O conhecimento sobre marés e correntes reúne conceitos relacionados à influência gravitacional da Lua e do Sol, à variação de amplitude entre marés de sizígia e de quadratura, e a métodos práticos de estimativa, como a Regra dos Doze Avos e a Regra do Terço. Associado às fontes técnicas de consulta, como a Tábua das Marés e os Roteiros de Navegação da Diretoria de Hidrografia e Navegação, esse conhecimento permite antecipar o comportamento das águas em determinado trecho do litoral.

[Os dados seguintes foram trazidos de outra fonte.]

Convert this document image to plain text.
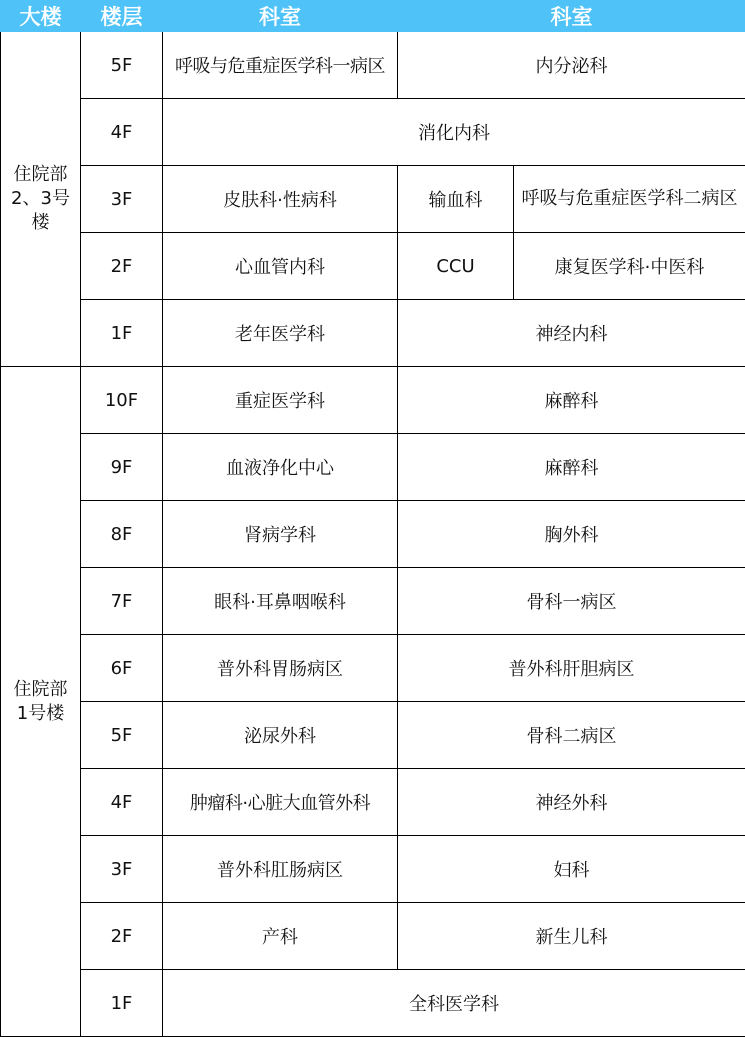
大楼	楼层	科室	科室	

住院部
2、3号
楼	5F	呼吸与危重症医学科一病区	内分泌科	
	4F	消化内科		
	3F	皮肤科·性病科	输血科	呼吸与危重症医学科二病区
	2F	心血管内科	CCU	康复医学科·中医科
	1F	老年医学科	神经内科	

住院部
1号楼	10F	重症医学科	麻醉科	
	9F	血液净化中心	麻醉科	
	8F	肾病学科	胸外科	
	7F	眼科·耳鼻咽喉科	骨科一病区	
	6F	普外科胃肠病区	普外科肝胆病区	
	5F	泌尿外科	骨科二病区	
	4F	肿瘤科·心脏大血管外科	神经外科	
	3F	普外科肛肠病区	妇科	
	2F	产科	新生儿科	
	1F	全科医学科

No atendimento a incidentes ambientais, essa previsão subsidia a estimativa do deslocamento de substâncias lançadas ao meio aquático e orienta decisões operacionais relacionadas ao posicionamento de barreiras de contenção, ao planejamento de janelas de acesso e à priorização de áreas de resposta, constituindo um elemento relevante para o planejamento das ações de mitigação e limpeza.